İranlı devrimci teorisyen Dr. Ali Şeriati gibi isimlerde gördüğümüz üzere, bu
noktada başarıyı getirecek en önemli hamle, belirli bir sözü değil de genel anlayışı,
manayı, ruhu tercüme etmek gerekmektedir.[8]
Marx,
özel olan Avrupa coğrafyasından genel bir anlayış devşirdi. Ama bu genel
anlayışa, felsefeci Ernst Bloch’un “Aristocu sol” dediği şeye ancak Marx ve
Avrupalılar vakıf olabilirdi.[8]
Allavi’nin
de ortaya koyduğu gibi, Razi, Farabi, İbn-i Sina, Biruni, İbn-i Haldun ve İbn-i
Rüşd gibi felsefeciler ve bilim insanları sayesinde Marx gibi isimler, Erdemli
Şehri veya Allavi’nin ifadesiyle, “Müşterek”i tahayyül etme imkânı buldu.
Erdemli
Şehir gibi kavramların tercüme edilmesi, üzerinde düşünülmeyi hak eden bir
mesele. Bu noktada Farabi’nin öncüllerinden Kindi ve ekibi, Aristo’ya ait
olduğunu düşündükleri metinleri tercüme etmeye başladı. Ama Yunanca yazıları
Arapça gibi şiirsel bir dile tercüme etmek için Arap felsefecileri birkaç nesil
çaba harcadılar. Söz yerine mana ve ruh Arapçaya tercüme edilince görüldü ki
Aristo’nun zannedilen metinler, yeni-Platoncu idealist olan Plotinus’a aitti. Sonrasında
İbn-i Sina gibi isimlerin Aristo’nun o genel manayı, anlayışı belirli yollardan
yanlış anladığını, en azından yanlış aktardığını anlamaları için birkaç nesil
geçti.
Sonra
İbn-i Sina, Aristo’daki yanlışları düzeltmek için kolları sıvadı, ilk öğretmeni
Aristo’daki mantıksal boşluklardan azade, tümüyle yeni bir sistem ortaya koydu.

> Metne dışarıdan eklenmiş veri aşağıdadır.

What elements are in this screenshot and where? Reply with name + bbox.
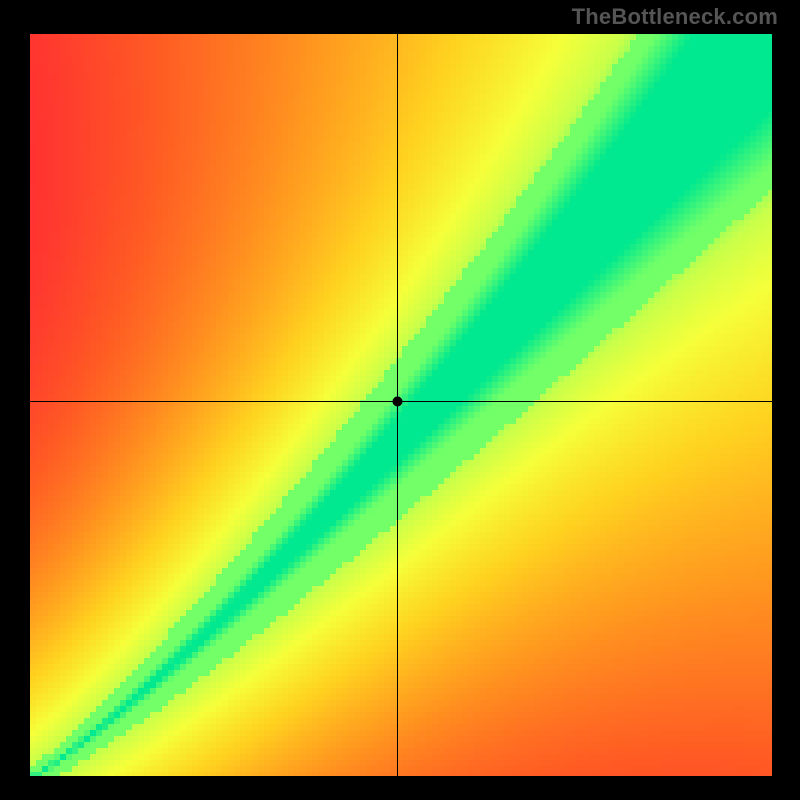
stage: TheBottleneck.com [0,0,800,800]
bottleneck-heatmap [30,34,772,776]
watermark-label: TheBottleneck.com [572,4,778,30]
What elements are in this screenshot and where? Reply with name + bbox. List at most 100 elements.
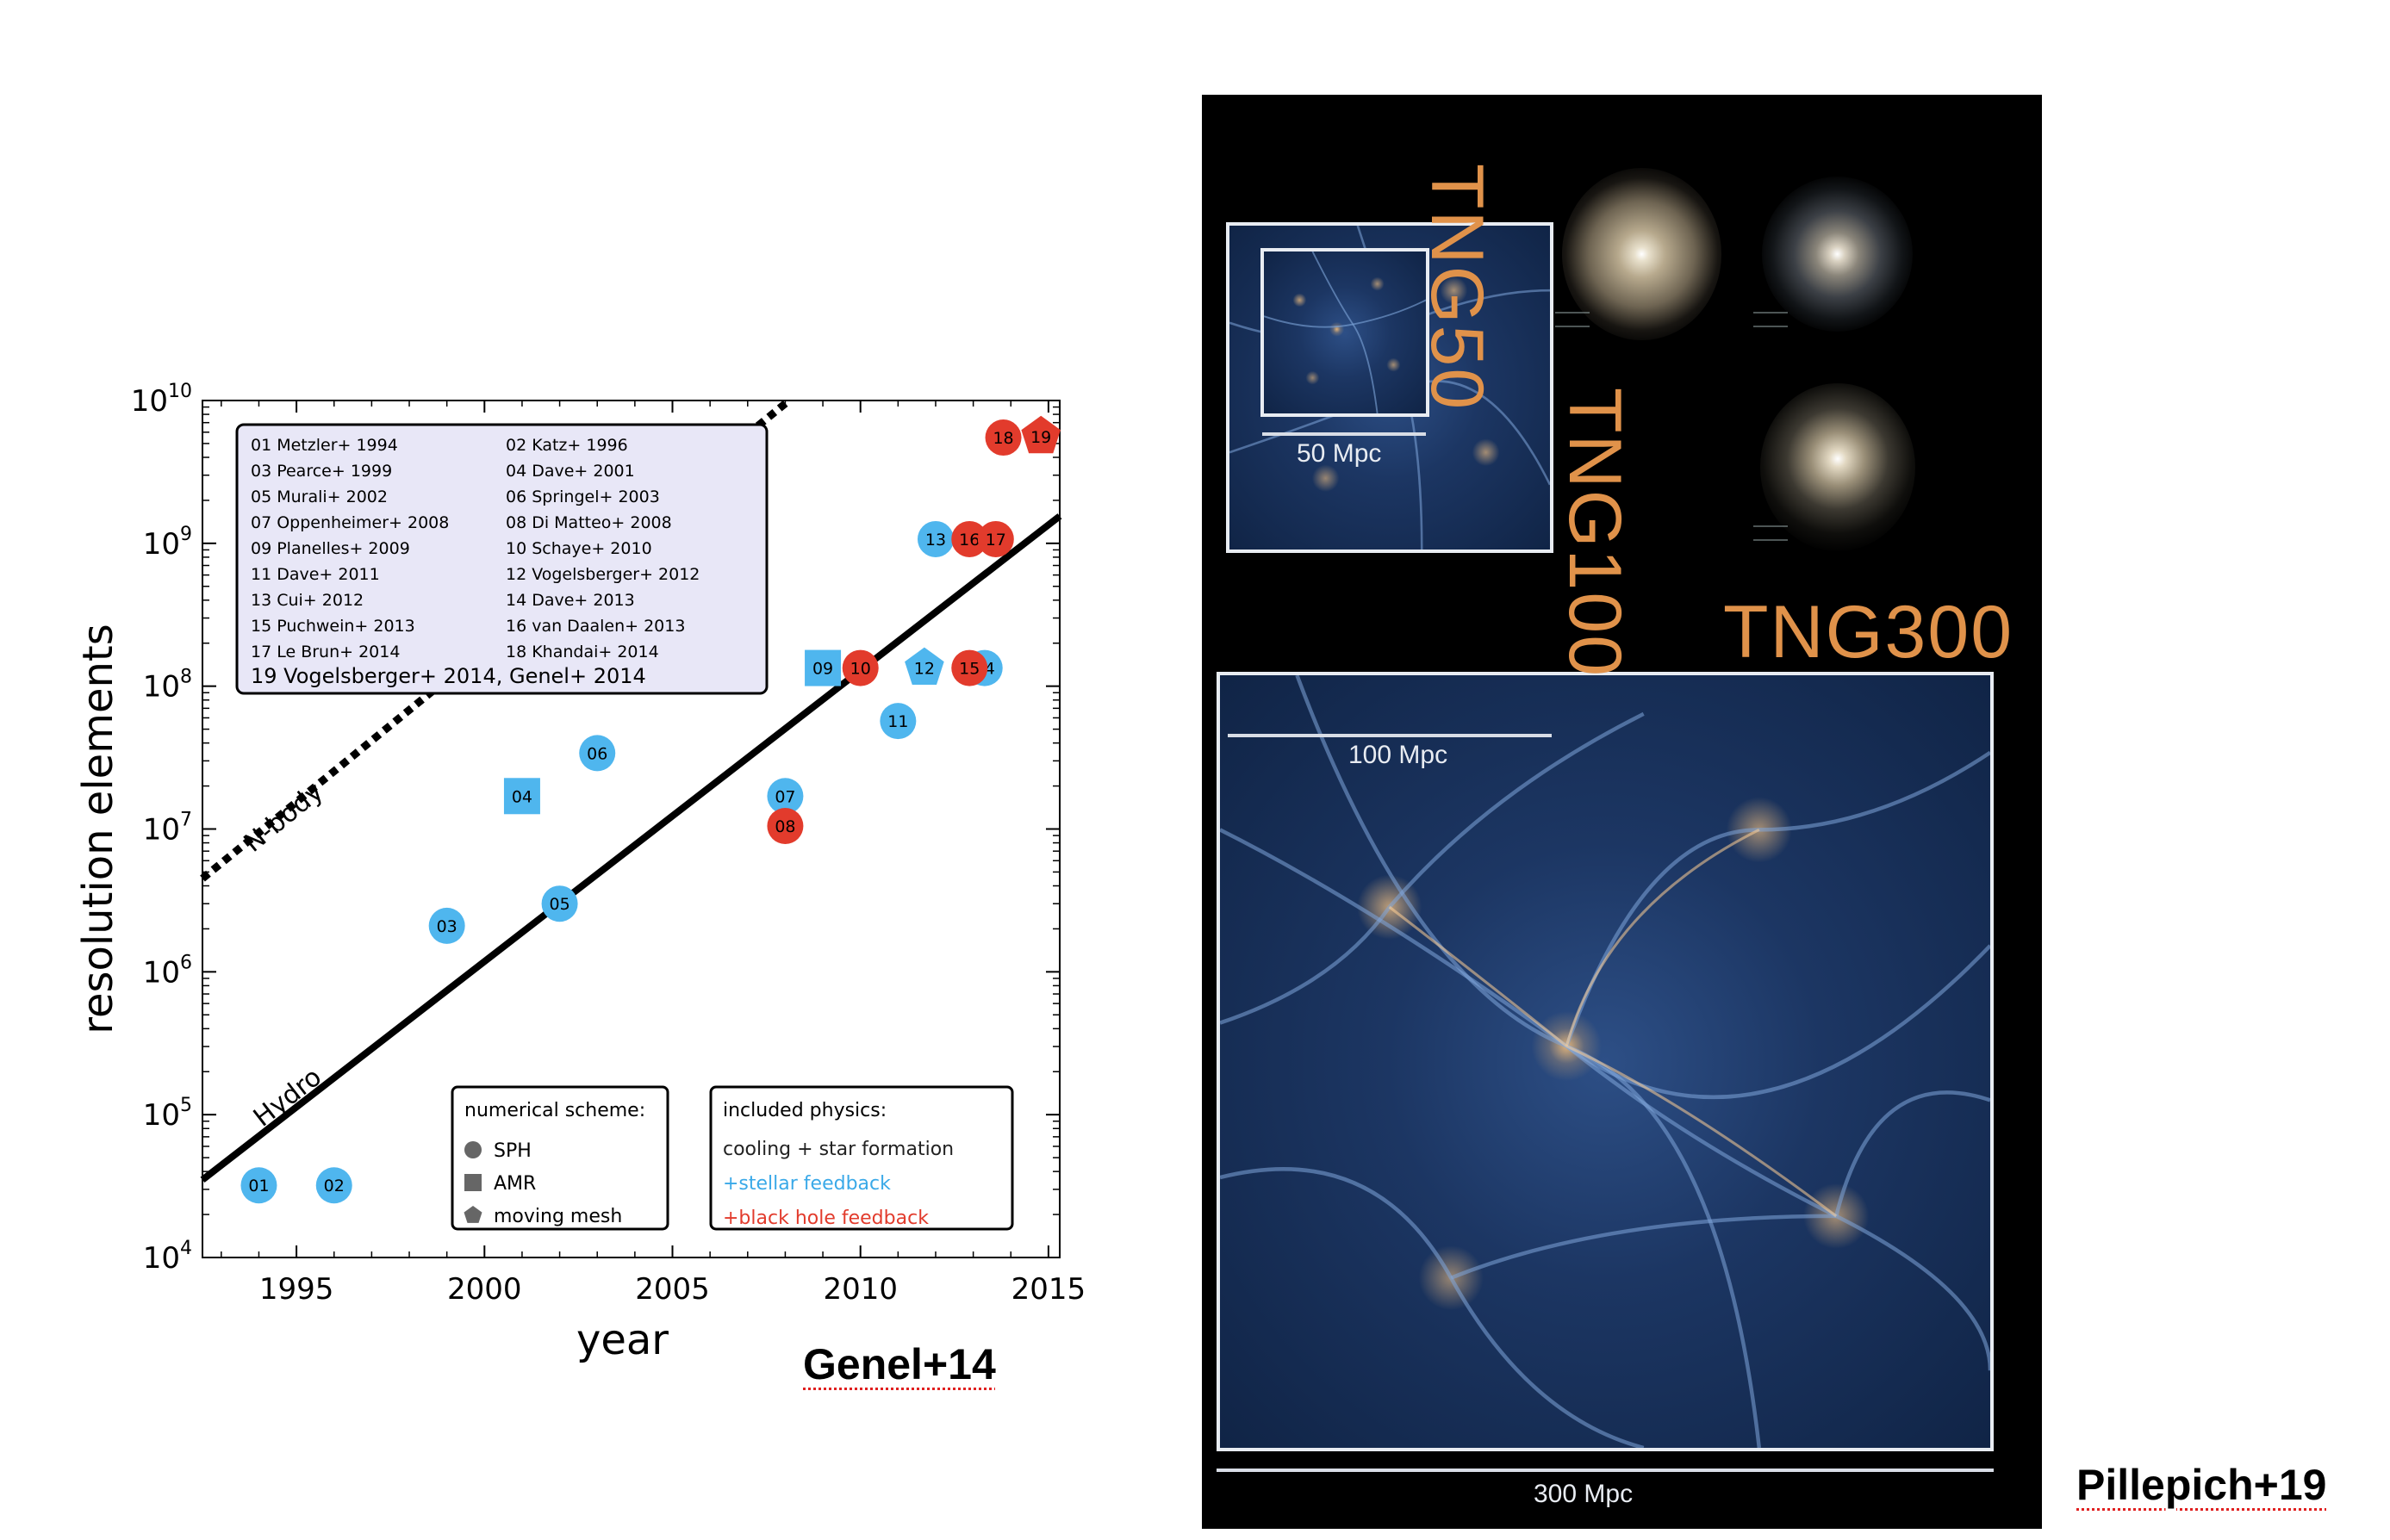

Ortaçağ Hristiyanlığı, bu düzeltilmiş ve açıklığa kavuşturulmuş Aristoculukla
Toledo, Palermo ve Antakya gibi şehirlerde tanıştı. Sonra bu birikim Marx’a intikal
etti. (İbn-i Sina, kendi sistemi adına Aristo’nun sistemini reddetmişse de
Aristo’ya dair açıklamaları Avrupa’da oluşan Aristocu düşüncenin temelini
teşkil etti.)
Okur,
Allavi’nin kitabına çevirideki bu türden nüanslara dikkat kesilerek yaklaşmalı.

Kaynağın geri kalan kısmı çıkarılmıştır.